Scène 42
Kale bouillonnait et Kisanna se gondolait. Ils avaient eu beaucoup de succès durant les négociations de leur employeur avec de potentiels clients. Ceux-ci appartenaient à un peuple qui révérait l’apparence physique : ils étaient magnifiques à regarder, tant les hommes que les femmes, et avaient apprécié les deux mercenaires…
Le souci, c’est que l’un des hommes avait ensuite proposé à Kale de le rejoindre en privé pour la nuit… Or, le jeune homme ne mangeait pas de ce pain-là ! Son interlocuteur ne s’était pas laissé démonter par son refus poli et avait insisté, tentant de le convaincre en lui expliquant précisément ce qu’il comptait qu’ils fassent, et c’est cela qui avait mis Kale hors de lui. Il en avait les oreilles en feu…
— Je n’ai rien contre ceux qui font ça, tant qu’ils le font entre eux ! s’écria Kale sur le chemin du retour. Et arrête de rigoler, Ki, tu aurais dit quoi si une femme t’avais dit ce genre de choses ?
Kisanna s’essuya les yeux.
— Je l’aurais remerciée de son intérêt et lui aurait dit que je n’ai aucun goût pour les femmes ni l’envie d’essayer !
Kale grommela, pas convaincu. Sa camarade ne s’était jamais intéressée ni aux hommes ni aux femmes, depuis toutes ces années qu’il la côtoyait et il se demandait parfois pourquoi. Avec toutes les propositions qu’elle avait reçues ! Vierge de Glace, un jour, Vierge de Glace toujours, supposait-il.

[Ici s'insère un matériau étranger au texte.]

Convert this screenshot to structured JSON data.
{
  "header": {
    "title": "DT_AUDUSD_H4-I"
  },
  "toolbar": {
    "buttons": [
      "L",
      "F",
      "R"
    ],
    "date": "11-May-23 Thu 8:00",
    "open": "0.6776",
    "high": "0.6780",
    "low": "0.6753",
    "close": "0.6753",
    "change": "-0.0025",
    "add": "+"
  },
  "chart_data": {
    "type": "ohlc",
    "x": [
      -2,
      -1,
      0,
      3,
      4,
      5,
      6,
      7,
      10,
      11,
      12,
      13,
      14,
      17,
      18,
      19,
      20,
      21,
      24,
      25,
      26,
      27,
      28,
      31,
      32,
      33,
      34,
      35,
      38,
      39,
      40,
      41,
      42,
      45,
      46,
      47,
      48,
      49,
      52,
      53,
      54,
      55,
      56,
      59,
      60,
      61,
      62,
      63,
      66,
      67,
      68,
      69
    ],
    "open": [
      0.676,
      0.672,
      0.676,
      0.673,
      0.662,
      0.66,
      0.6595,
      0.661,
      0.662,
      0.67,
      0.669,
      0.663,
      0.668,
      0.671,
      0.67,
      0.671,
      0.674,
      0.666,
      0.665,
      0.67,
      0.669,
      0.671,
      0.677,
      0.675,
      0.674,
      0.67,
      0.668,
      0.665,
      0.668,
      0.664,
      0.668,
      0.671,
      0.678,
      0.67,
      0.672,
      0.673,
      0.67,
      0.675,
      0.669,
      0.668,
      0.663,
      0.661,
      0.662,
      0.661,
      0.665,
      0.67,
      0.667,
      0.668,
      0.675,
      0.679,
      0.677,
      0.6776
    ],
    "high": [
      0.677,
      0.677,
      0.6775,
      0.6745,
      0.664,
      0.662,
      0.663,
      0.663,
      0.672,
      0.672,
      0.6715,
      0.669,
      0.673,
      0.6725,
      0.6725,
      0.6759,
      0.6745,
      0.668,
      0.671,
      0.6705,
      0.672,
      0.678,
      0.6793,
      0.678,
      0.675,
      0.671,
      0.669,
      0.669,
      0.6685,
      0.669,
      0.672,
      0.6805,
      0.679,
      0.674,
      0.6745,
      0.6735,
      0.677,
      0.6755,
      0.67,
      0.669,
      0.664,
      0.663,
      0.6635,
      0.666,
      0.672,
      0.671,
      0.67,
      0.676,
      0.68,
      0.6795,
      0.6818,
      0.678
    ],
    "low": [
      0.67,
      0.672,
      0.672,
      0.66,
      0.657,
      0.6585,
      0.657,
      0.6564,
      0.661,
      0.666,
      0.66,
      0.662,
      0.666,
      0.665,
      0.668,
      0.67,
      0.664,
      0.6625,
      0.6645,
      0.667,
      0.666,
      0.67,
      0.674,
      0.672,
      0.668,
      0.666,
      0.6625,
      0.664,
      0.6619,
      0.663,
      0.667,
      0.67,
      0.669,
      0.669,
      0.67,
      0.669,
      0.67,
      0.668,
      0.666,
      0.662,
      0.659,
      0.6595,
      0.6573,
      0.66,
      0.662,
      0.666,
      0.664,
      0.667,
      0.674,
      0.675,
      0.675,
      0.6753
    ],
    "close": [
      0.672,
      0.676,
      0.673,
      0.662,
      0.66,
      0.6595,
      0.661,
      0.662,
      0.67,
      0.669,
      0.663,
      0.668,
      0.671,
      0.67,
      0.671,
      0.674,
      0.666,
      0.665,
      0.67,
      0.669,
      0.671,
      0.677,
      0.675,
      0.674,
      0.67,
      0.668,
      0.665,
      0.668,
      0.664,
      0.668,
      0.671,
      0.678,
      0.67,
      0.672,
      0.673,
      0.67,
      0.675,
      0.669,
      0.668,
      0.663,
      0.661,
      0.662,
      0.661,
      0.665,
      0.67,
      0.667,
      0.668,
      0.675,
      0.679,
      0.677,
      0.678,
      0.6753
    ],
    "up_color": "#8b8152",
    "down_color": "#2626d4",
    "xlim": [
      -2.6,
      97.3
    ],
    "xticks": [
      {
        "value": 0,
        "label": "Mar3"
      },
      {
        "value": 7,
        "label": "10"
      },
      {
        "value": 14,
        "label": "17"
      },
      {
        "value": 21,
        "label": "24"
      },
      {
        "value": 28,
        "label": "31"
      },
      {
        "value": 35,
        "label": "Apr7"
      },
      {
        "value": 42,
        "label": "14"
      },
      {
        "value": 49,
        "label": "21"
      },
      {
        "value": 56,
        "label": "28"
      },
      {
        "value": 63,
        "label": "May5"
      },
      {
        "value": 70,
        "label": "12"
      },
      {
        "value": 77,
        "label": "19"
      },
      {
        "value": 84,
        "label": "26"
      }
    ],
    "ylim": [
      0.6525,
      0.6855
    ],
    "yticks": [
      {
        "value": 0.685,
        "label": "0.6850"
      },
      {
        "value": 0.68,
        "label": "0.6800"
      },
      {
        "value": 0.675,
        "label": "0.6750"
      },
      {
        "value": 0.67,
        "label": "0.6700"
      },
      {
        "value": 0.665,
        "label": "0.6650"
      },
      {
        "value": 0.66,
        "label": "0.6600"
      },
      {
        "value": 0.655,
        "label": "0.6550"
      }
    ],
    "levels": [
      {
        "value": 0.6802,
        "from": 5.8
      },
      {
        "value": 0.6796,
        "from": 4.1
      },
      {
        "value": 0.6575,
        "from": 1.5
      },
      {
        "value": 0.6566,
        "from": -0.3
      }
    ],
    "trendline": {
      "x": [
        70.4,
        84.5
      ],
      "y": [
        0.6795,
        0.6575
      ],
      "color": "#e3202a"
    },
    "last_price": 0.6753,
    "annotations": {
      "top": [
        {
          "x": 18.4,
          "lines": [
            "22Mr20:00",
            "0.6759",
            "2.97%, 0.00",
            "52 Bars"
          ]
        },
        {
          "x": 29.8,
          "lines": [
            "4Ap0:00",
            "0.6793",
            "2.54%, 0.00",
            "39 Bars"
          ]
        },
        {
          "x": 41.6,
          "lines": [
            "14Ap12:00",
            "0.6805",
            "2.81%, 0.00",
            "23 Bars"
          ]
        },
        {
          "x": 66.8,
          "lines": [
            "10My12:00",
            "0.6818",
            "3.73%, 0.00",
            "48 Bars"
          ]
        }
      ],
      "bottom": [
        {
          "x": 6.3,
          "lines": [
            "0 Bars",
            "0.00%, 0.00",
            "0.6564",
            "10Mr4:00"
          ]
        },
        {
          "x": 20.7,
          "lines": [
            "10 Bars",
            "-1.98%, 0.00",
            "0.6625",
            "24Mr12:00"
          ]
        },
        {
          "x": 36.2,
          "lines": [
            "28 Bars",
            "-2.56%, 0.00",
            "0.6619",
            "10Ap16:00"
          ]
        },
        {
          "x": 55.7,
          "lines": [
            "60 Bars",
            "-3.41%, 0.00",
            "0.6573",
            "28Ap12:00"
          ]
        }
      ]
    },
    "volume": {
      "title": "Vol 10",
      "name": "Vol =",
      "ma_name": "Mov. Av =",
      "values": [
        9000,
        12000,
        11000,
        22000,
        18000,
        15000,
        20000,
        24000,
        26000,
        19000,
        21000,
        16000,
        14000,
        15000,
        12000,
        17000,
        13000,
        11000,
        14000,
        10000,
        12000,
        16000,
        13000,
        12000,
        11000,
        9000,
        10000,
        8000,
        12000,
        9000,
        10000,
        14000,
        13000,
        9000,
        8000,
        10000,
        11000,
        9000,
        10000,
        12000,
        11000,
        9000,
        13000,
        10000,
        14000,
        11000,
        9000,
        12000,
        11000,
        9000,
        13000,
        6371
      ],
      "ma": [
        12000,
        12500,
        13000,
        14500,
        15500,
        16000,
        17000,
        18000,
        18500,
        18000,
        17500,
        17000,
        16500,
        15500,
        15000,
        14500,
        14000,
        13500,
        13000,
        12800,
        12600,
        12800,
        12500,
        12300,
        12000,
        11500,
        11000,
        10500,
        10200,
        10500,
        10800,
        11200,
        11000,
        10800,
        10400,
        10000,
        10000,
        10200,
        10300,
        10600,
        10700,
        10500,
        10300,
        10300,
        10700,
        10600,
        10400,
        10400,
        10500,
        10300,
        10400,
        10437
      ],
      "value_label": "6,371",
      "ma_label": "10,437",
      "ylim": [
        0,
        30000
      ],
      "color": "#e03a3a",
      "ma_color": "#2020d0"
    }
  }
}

Il paraît que certaines personnes n’éprouvent aucune attirance de nature physique ou romantique. Le concept lui semblait si étrange, lui qui était si peu chaste…
Son regard croisa celui d’une charmante demoiselle dont les boucles bohèmes flamboyaient au soleil couchant, et il arbora automatiquement son sourire le plus séducteur. Peine perdue, la belle avait tourné le coin de la rue, légère. Les commissures de ses lèvres s’abaissèrent, et il jeta un œil coupable en direction de Kisanna. Celle-ci avait cessé de rire et tournait la tête de l’autre côté, de sorte que le jeune homme ne put admirer que la courbe de sa joue et quelques longs cils pâles.
De loin, ils virent Hawys et Toli passer la porte de l’auberge et ils pressèrent le pas.